Estella H.Zeehandelaar dan Ny. R.M Abendanon merupakan kerabat pena yang tidak pernah terlupakan oleh Kartini. Betapa tidak? Kartini selalu mengungkapkan curhatan pribadi kepada dua kerabatnya itu. Surat menyurat Kartini kepada rekan penanya unik dan berkesan.
Dimana, Kartini selalu mendahulukan ungkapan yang membakar semangat nasionalisme dan memberi manfaat bagi kepentingan orang banyak, khususnya perempuan, sementara ungkapan pribadi beliau selalu dikesampingkan.
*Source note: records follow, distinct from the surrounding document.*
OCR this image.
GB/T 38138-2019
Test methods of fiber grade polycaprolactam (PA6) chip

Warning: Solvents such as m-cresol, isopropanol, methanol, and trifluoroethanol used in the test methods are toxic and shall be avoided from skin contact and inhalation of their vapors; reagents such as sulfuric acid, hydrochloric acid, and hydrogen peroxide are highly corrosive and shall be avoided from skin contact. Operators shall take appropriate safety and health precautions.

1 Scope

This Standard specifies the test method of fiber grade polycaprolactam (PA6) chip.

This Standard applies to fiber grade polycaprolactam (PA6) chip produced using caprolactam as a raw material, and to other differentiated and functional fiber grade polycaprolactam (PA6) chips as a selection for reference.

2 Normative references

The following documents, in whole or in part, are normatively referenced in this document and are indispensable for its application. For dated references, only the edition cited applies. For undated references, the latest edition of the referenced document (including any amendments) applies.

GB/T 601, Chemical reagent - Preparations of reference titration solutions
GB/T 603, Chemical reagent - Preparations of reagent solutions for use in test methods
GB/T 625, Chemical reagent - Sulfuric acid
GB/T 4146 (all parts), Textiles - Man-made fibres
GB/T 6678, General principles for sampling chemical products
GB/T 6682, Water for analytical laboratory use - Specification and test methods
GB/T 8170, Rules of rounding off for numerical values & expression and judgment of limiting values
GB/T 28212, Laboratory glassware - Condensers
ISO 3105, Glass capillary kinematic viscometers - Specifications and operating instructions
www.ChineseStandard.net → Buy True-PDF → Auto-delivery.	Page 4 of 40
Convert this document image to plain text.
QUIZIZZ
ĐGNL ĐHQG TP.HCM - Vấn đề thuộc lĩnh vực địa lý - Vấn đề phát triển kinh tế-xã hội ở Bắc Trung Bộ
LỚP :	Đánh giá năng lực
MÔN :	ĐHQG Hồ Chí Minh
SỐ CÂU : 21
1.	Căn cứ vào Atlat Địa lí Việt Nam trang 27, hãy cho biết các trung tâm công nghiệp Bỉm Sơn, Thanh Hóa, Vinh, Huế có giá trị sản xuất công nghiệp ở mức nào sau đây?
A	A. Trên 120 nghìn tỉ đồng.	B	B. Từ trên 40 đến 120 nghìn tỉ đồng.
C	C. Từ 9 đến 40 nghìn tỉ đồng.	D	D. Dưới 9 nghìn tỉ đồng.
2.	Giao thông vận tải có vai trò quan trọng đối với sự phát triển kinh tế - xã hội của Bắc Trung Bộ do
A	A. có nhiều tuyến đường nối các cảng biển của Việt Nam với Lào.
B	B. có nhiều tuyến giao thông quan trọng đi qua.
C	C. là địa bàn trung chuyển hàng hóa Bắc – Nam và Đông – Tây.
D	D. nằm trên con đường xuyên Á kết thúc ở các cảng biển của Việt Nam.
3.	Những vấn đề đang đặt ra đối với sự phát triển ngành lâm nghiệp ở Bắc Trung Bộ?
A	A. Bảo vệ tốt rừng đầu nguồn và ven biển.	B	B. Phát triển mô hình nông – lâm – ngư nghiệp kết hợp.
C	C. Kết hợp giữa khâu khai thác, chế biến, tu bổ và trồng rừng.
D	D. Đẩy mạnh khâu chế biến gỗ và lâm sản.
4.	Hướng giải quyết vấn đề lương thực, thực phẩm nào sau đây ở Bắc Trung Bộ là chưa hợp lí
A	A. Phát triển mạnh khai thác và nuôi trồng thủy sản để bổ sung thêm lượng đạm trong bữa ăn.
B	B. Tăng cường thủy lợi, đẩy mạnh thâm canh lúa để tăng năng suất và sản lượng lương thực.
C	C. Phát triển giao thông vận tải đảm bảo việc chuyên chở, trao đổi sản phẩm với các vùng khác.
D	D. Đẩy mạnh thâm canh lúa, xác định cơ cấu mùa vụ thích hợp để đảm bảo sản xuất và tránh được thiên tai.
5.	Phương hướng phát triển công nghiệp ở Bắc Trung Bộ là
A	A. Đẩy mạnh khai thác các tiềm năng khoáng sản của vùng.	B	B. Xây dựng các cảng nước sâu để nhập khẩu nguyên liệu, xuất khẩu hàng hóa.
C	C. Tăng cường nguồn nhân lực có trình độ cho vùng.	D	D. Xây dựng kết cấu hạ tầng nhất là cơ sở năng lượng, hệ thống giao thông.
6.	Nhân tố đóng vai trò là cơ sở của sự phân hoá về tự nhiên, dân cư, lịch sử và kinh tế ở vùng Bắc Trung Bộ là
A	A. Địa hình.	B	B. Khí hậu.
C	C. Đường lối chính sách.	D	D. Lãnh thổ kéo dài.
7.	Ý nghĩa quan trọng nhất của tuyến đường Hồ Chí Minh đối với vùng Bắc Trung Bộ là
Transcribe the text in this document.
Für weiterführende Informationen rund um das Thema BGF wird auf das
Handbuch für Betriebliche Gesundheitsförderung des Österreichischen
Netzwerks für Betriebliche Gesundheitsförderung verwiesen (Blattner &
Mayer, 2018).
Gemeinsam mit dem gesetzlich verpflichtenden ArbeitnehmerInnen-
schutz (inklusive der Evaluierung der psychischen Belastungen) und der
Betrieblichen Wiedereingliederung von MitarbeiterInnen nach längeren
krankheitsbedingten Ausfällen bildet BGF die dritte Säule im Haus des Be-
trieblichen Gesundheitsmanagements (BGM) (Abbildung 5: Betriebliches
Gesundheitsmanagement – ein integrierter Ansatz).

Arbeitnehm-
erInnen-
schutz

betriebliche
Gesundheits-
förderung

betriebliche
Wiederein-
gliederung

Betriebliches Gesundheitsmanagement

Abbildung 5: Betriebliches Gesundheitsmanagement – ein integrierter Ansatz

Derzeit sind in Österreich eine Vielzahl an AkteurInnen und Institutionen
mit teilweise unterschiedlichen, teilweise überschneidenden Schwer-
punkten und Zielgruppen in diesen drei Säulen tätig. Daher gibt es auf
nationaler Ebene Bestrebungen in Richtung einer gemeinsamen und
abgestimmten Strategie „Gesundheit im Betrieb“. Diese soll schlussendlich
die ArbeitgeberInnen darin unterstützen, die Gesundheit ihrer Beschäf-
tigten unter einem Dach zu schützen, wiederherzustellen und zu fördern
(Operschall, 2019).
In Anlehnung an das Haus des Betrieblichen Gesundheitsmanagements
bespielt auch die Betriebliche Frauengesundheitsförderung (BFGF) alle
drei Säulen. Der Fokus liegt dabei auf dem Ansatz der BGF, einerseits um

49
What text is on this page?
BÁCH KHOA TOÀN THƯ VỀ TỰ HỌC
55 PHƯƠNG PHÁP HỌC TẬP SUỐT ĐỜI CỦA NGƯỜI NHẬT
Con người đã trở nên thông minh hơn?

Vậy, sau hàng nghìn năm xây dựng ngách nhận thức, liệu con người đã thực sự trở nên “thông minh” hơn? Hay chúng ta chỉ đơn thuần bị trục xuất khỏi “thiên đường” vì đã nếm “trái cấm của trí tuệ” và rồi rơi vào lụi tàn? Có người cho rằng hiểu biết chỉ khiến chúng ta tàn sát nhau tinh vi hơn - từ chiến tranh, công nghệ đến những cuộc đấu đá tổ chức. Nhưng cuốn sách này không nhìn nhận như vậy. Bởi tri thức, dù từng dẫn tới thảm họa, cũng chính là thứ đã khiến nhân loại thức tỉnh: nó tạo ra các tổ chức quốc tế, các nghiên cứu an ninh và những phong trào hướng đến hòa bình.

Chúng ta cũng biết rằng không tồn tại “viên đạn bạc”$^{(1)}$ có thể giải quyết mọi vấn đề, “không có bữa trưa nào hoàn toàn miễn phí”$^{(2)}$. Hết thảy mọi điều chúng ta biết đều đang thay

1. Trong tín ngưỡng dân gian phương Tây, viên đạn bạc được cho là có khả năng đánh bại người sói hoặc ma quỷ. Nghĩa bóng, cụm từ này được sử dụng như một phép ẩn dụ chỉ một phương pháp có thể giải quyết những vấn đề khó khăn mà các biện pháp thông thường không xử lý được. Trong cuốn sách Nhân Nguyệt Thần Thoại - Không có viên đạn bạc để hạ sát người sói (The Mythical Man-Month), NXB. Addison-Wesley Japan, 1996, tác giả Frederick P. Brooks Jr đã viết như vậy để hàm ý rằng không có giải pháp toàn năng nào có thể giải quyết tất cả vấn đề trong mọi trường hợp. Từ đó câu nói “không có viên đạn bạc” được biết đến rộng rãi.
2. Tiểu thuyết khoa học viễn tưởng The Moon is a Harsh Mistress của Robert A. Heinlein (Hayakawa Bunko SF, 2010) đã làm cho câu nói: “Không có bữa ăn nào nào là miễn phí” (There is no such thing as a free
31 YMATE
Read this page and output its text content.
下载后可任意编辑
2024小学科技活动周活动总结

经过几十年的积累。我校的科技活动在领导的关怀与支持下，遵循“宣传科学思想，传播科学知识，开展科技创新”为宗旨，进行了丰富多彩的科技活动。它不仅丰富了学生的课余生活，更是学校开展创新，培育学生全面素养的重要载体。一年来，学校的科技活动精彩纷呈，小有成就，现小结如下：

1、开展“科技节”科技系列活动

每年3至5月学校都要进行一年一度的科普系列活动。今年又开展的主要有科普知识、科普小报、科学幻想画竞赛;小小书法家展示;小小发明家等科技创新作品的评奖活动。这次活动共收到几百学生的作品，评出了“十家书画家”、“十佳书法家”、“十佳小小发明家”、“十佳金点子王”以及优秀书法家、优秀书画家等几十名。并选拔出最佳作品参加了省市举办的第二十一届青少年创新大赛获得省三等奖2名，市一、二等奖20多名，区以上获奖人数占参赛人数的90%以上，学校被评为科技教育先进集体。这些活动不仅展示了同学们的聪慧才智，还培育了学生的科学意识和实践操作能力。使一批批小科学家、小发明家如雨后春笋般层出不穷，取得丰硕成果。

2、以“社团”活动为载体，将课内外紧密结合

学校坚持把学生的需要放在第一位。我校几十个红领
Sebagai bukti, Kartini menulis surat kepada Estella yang berbunyi “Saya ingin berkenalan dengan seorang gadis modern, yang berani, yang dapat berdiri sendiri… yang selalu bekerja tidak hanya untuk kepentingan dan kebahagiaan dirinya sendiri saja, tetapi juga berjuang untuk masyarakat luas, bekerja demi kebahagiaan banyak sesama manusia.” (Surat Kartini kepada Estella H. Zeehandelaar, 25 Mei 1899).
Kartini bukan sosok hebat dan cerdas yang hanya mengambil peran untuk memperjuangkan kedudukan perempuan secara sungguh-sungguh. Melainkan sosok yang berjuang untuk menciptakan kebagiaan sesama manusia. Dengan keterbatasan yang ada, ia berani menyuarakan kedudukan perempuan pada kancah internasional.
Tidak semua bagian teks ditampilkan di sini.